Prime minister asks Cabinet Office for urgent briefing on how to rescue flagship energy efficiency scheme
David Cameron has stepped in to rescue the Green Deal by commissioning the Cabinet Office to put together an urgent briefing on how the scheme can be modified to avoid a collapse in insulation installations.
The move comes just weeks after the success of the flagship energy efficiency policy was put at risk by the prime minister’s intervention to block the so-called ‘conservatory tax’ that was touted by ministers as key to driving take-up of the Green Deal.
The Cabinet Office interviewed senior figures in the sector over the weekend to establish what must be done to make the scheme viable amid increasing concern that it will prove a damp squib when it launches in October this year.
Building understands the results will be presented to the prime minister, deputy prime minister Nick Clegg and energy secretary Ed Davey early next week.

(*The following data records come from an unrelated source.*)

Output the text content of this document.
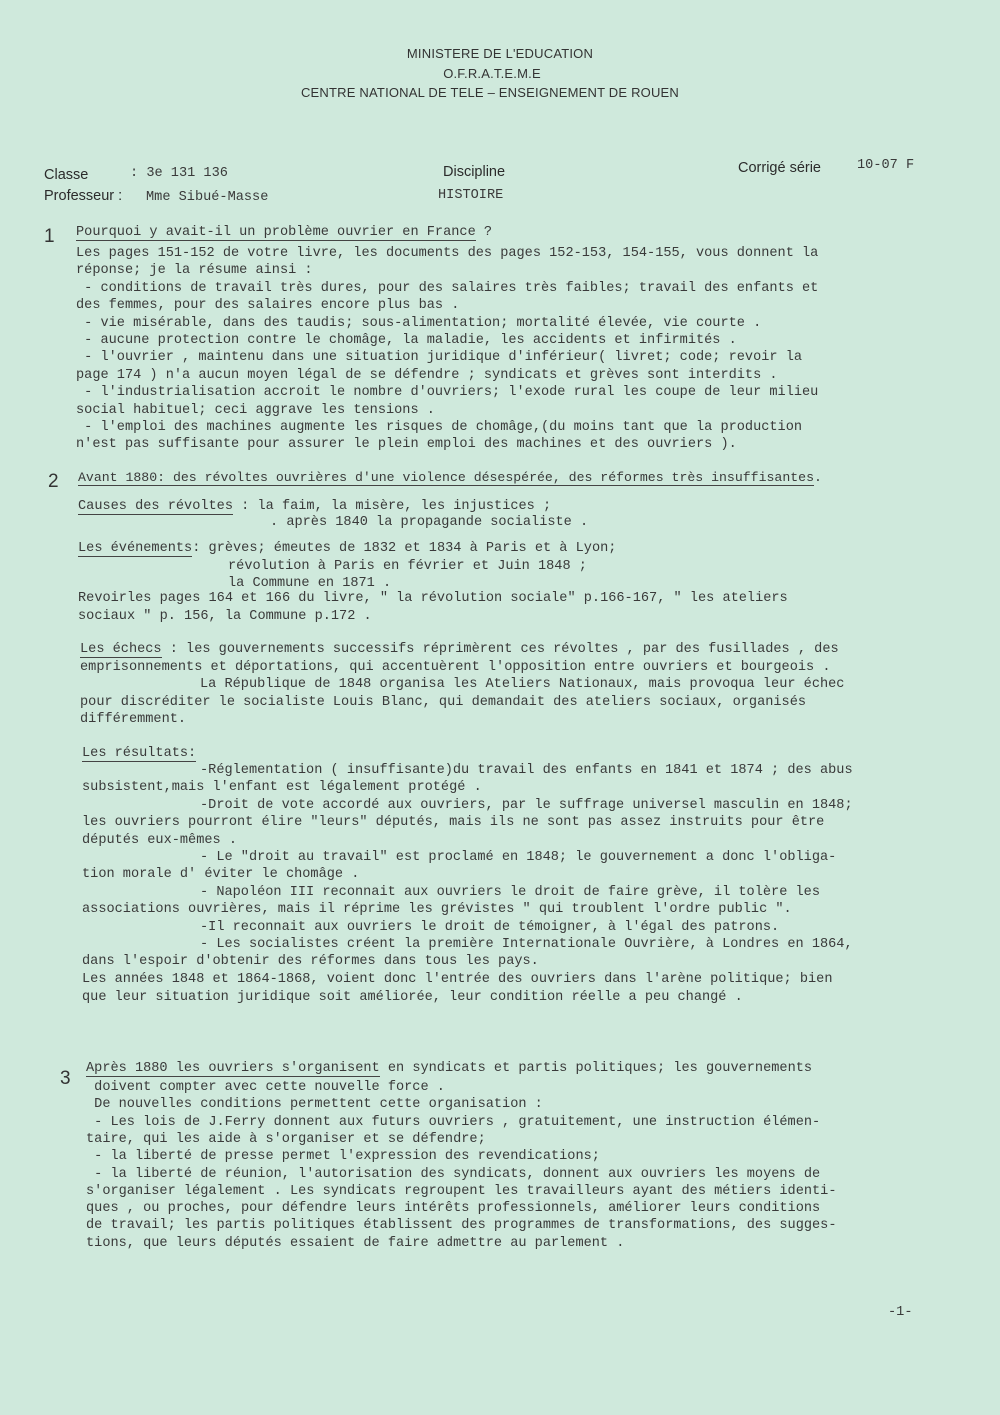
MINISTERE DE L'EDUCATION
O.F.R.A.T.E.M.E
CENTRE NATIONAL DE TELE – ENSEIGNEMENT DE ROUEN
Classe	: 3e 131 136
Professeur : Mme Sibué-Masse
Discipline
HISTOIRE
Corrigé série	10-07 F
1 Pourquoi y avait-il un problème ouvrier en France ?
Les pages 151-152 de votre livre, les documents des pages 152-153, 154-155, vous donnent la
réponse; je la résume ainsi :
- conditions de travail très dures, pour des salaires très faibles; travail des enfants et
des femmes, pour des salaires encore plus bas .
- vie misérable, dans des taudis; sous-alimentation; mortalité élevée, vie courte .
- aucune protection contre le chomâge, la maladie, les accidents et infirmités .
- l'ouvrier , maintenu dans une situation juridique d'inférieur( livret; code; revoir la
page 174 ) n'a aucun moyen légal de se défendre ; syndicats et grèves sont interdits .
- l'industrialisation accroit le nombre d'ouvriers; l'exode rural les coupe de leur milieu
social habituel; ceci aggrave les tensions .
- l'emploi des machines augmente les risques de chomâge,(du moins tant que la production
n'est pas suffisante pour assurer le plein emploi des machines et des ouvriers ).
2 Avant 1880: des révoltes ouvrières d'une violence désespérée, des réformes très insuffisantes.
Causes des révoltes : la faim, la misère, les injustices ;
. après 1840 la propagande socialiste .
Les événements: grèves; émeutes de 1832 et 1834 à Paris et à Lyon;
révolution à Paris en février et Juin 1848 ;
la Commune en 1871 .
Revoirles pages 164 et 166 du livre, " la révolution sociale" p.166-167, " les ateliers
sociaux " p. 156, la Commune p.172 .
Les échecs : les gouvernements successifs réprimèrent ces révoltes , par des fusillades , des
emprisonnements et déportations, qui accentuèrent l'opposition entre ouvriers et bourgeois .
La République de 1848 organisa les Ateliers Nationaux, mais provoqua leur échec
pour discréditer le socialiste Louis Blanc, qui demandait des ateliers sociaux, organisés
différemment.
Les résultats:
-Réglementation ( insuffisante)du travail des enfants en 1841 et 1874 ; des abus
subsistent,mais l'enfant est légalement protégé .
-Droit de vote accordé aux ouvriers, par le suffrage universel masculin en 1848;
les ouvriers pourront élire "leurs" députés, mais ils ne sont pas assez instruits pour être
députés eux-mêmes .
- Le "droit au travail" est proclamé en 1848; le gouvernement a donc l'obliga-
tion morale d' éviter le chomâge .
- Napoléon III reconnait aux ouvriers le droit de faire grève, il tolère les
associations ouvrières, mais il réprime les grévistes " qui troublent l'ordre public ".
-Il reconnait aux ouvriers le droit de témoigner, à l'égal des patrons.
- Les socialistes créent la première Internationale Ouvrière, à Londres en 1864,
dans l'espoir d'obtenir des réformes dans tous les pays.
Les années 1848 et 1864-1868, voient donc l'entrée des ouvriers dans l'arène politique; bien
que leur situation juridique soit améliorée, leur condition réelle a peu changé .
3 Après 1880 les ouvriers s'organisent en syndicats et partis politiques; les gouvernements
doivent compter avec cette nouvelle force .
De nouvelles conditions permettent cette organisation :
- Les lois de J.Ferry donnent aux futurs ouvriers , gratuitement, une instruction élémen-
taire, qui les aide à s'organiser et se défendre;
- la liberté de presse permet l'expression des revendications;
- la liberté de réunion, l'autorisation des syndicats, donnent aux ouvriers les moyens de
s'organiser légalement . Les syndicats regroupent les travailleurs ayant des métiers identi-
ques , ou proches, pour défendre leurs intérêts professionnels, améliorer leurs conditions
de travail; les partis politiques établissent des programmes de transformations, des sugges-
tions, que leurs députés essaient de faire admettre au parlement .
-1-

Andrew Warren, director of the Association for the Conservation of Energy, who was interviewed by the Cabinet Office for the briefing said: “We talked about the need to use stamp duty and council tax [to incentivise the scheme] and how the £200m [set aside to aid the scheme’s launch] should be used.
“It very much needs overt government endorsement or else the Department of Energy and Climate Change’s economists’ view that this is a train crash will come true.”
The rescue bid comes just weeks after Number 10 moved to block changes to building regulations which would have forced people to make energy efficiency upgrades when extending their homes, a policy which was touted as bolstering the Green Deal’s take-up.
Following Cameron’s intervention construction firms warned that the scheme now looked like a less attractive prospect for investment.
As revealed in Building in January, the government’s own impact assessment for the Green Deal shows that loft insulation and cavity wall insulation will reduce by 93% and 70 % respectively under the scheme.
The industry has also been increasingly concerned about the government’s proposed “soft launch” for the scheme in the autumn, which has prompted fears of limited take up.
As Building reported in March, the big six energy companies have lobbied ministers to delay the launch of the scheme until early 2013 to ensure everything is in place from the outset and avoid the kinds of problems that have beset the prime minister’s mortgage guarantee scheme, which housebuilders say was launched prematurely.
Shadow climate change minister Luciana Berger said Cameron’s latest move move was a “clear admission” from the prime minister that the Green Deal was a “complete mess”.
“For months the government ignored Labour’s warnings that without serious improvement the scheme will be a car crash, yet now it seems panic has set in,” she said.
“As it stands the Green Deal leaves the public exposed to miss-selling, hidden charges and high interest rates, while giving them few incentives to take out a package in the first place.”
A spokesperson for the Cabinet Office said: “It is not unusual for civil servants to brief the prime minister and deputy prime minister on the progress of policies.
“The Implementation Unit [which is putting together the briefing] was set up to ensure that headline coalition policies are on track to fulfil their potential and really make the intended difference to people’s lives.”